A similar story occurred to my college housemate. The day after the passing of her husband, my friend and her sister were outside watching their children play. Suddenly an enormous white bird was hovering over the house. One sister thought it was an owl, the other questioned if it was a hawk. Regardless of variety, my friend shared, “I have never seen a bird fly so slowly… It was just hovering over our house, almost still. We saw the same bird 24-hours later, in our back yard this time. It flew over the kids on the swings; we all saw it. My 10-year-old nephew ran in and said, ‘did you see that bird skim our heads?’ As it flew over it said CAW-CAW right by my daughter’s head. If I was the only one who saw it, I would think I was hallucinating. But all of us did! Crazy. I think it was my husband checking on all of us”.
I’ve been reminded of this white bird many times over the past two years. I’ve reached out to friends who have strong knowledge of scripture to discuss it. Was this the Holy Spirit in the form of a white bird? Was it an angel? Was it a random bird playing with the children? Reading Dr. Neal’s owl story, I’m even more confident that our Lord uses His creation to nudge, comfort, and love us. In both of these situations, He used owl-like birds, which are pictures of loneliness and desolation. He knows what we are feeling and shows empathy to us. Yet, He also used the tree blossoming and the whiteness of the bird to convey His peace, love and presence.
I guess we shouldn’t be surprised by God’s use of birds; there are nearly 300 references in the Bible, with over 50 dedicated to the dove. In the Old Testament doves were symbolic of hope – think of the dove returning to Noah’s Ark with an olive leaf (Genesis 8:11), as well as love – read the romantic descriptions between King Solomon and his lover the Shulammite woman (Song of Songs 5:2, 5:12). In the New Testament, Jesus tells how God cares even for the birds of the air (Matthew 6:26). In the Gospels, the doves are symbolic of the Spirit of God (the Holy Spirit), with the most memorable example when the dove descending on Jesus as he is baptized (Matthew 3:16 and Luke 3:22).
A final and personal story is of prophecy over my daughter and me. One of the visions shared was of doves sitting on each of our shoulders. The doves were so that we would KNOW God’s peace and His love in our lives. The prophetic prayer team asked that God would show us doves everywhere we looked in the upcoming weeks. And you know what? He did… everywhere!
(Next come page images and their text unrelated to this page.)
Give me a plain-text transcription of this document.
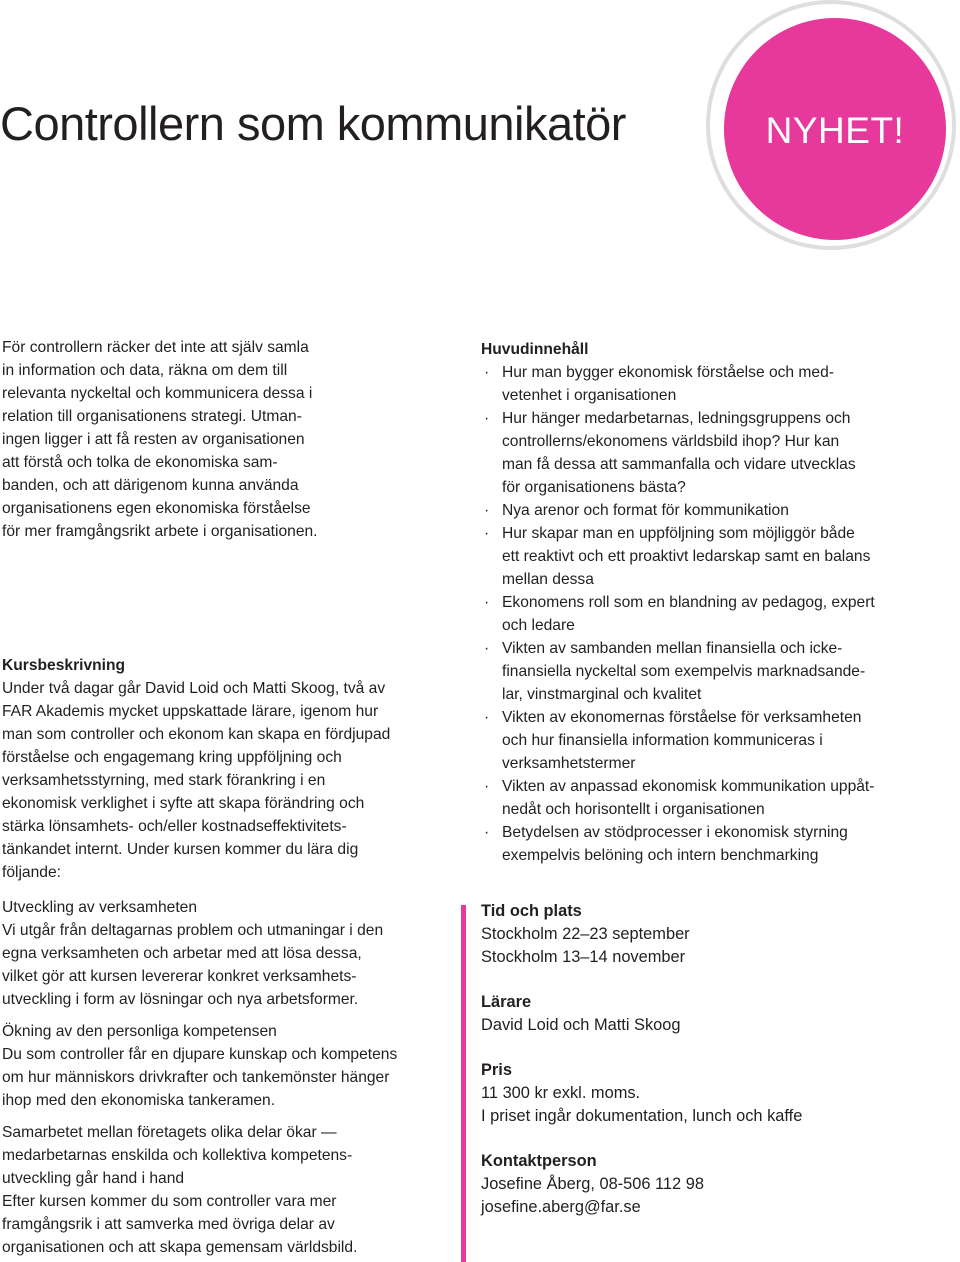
Controllern som kommunikatör	NYHET!

För controllern räcker det inte att själv samla
in information och data, räkna om dem till
relevanta nyckeltal och kommunicera dessa i
relation till organisationens strategi. Utman-
ingen ligger i att få resten av organisationen
att förstå och tolka de ekonomiska sam-
banden, och att därigenom kunna använda
organisationens egen ekonomiska förståelse
för mer framgångsrikt arbete i organisationen.

Kursbeskrivning
Under två dagar går David Loid och Matti Skoog, två av
FAR Akademis mycket uppskattade lärare, igenom hur
man som controller och ekonom kan skapa en fördjupad
förståelse och engagemang kring uppföljning och
verksamhetsstyrning, med stark förankring i en
ekonomisk verklighet i syfte att skapa förändring och
stärka lönsamhets- och/eller kostnadseffektivitets-
tänkandet internt. Under kursen kommer du lära dig
följande:
Utveckling av verksamheten
Vi utgår från deltagarnas problem och utmaningar i den
egna verksamheten och arbetar med att lösa dessa,
vilket gör att kursen levererar konkret verksamhets-
utveckling i form av lösningar och nya arbetsformer.
Ökning av den personliga kompetensen
Du som controller får en djupare kunskap och kompetens
om hur människors drivkrafter och tankemönster hänger
ihop med den ekonomiska tankeramen.
Samarbetet mellan företagets olika delar ökar —
medarbetarnas enskilda och kollektiva kompetens-
utveckling går hand i hand
Efter kursen kommer du som controller vara mer
framgångsrik i att samverka med övriga delar av
organisationen och att skapa gemensam världsbild.
Huvudinnehåll
· Hur man bygger ekonomisk förståelse och med-
vetenhet i organisationen
· Hur hänger medarbetarnas, ledningsgruppens och
controllerns/ekonomens världsbild ihop? Hur kan
man få dessa att sammanfalla och vidare utvecklas
för organisationens bästa?
· Nya arenor och format för kommunikation
· Hur skapar man en uppföljning som möjliggör både
ett reaktivt och ett proaktivt ledarskap samt en balans
mellan dessa
· Ekonomens roll som en blandning av pedagog, expert
och ledare
· Vikten av sambanden mellan finansiella och icke-
finansiella nyckeltal som exempelvis marknadsande-
lar, vinstmarginal och kvalitet
· Vikten av ekonomernas förståelse för verksamheten
och hur finansiella information kommuniceras i
verksamhetstermer
· Vikten av anpassad ekonomisk kommunikation uppåt-
nedåt och horisontellt i organisationen
· Betydelsen av stödprocesser i ekonomisk styrning
exempelvis belöning och intern benchmarking
Tid och plats
Stockholm 22–23 september
Stockholm 13–14 november
Lärare
David Loid och Matti Skoog
Pris
11 300 kr exkl. moms.
I priset ingår dokumentation, lunch och kaffe
Kontaktperson
Josefine Åberg, 08-506 112 98
josefine.aberg@far.se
From flying right in front of our paths, landing on telephone lines above us, walking on our basketball court as we headed to the garage, random stops on our drive to swim practice, etc. We kept track and texted each other back and forth. It became a joyful game. We welcomed “our boys” (her dad and brother) into it too, and they shared their sightings. It was like a “Where’s Waldo” picture book, but with dove birds opening our eyes to the Spirit of God in our daily lives.
When you need comfort, instead of reaching for chocolate or comfy pajamas and the remote control, reach for your Heavenly Father. There might be an owl, dove or blossoming tree waiting to “talk” to you.
Please pray with me: Heavenly Father, please provide your supernatural peace and comfort to me. Remove my fear and anxieties and allow me to rest in you. You promise to take care of my needs and provide abundant life. I want more of you and less of this world. Help me seek you. I love you. (adapted from Matthew 6:25-26, John 10:10).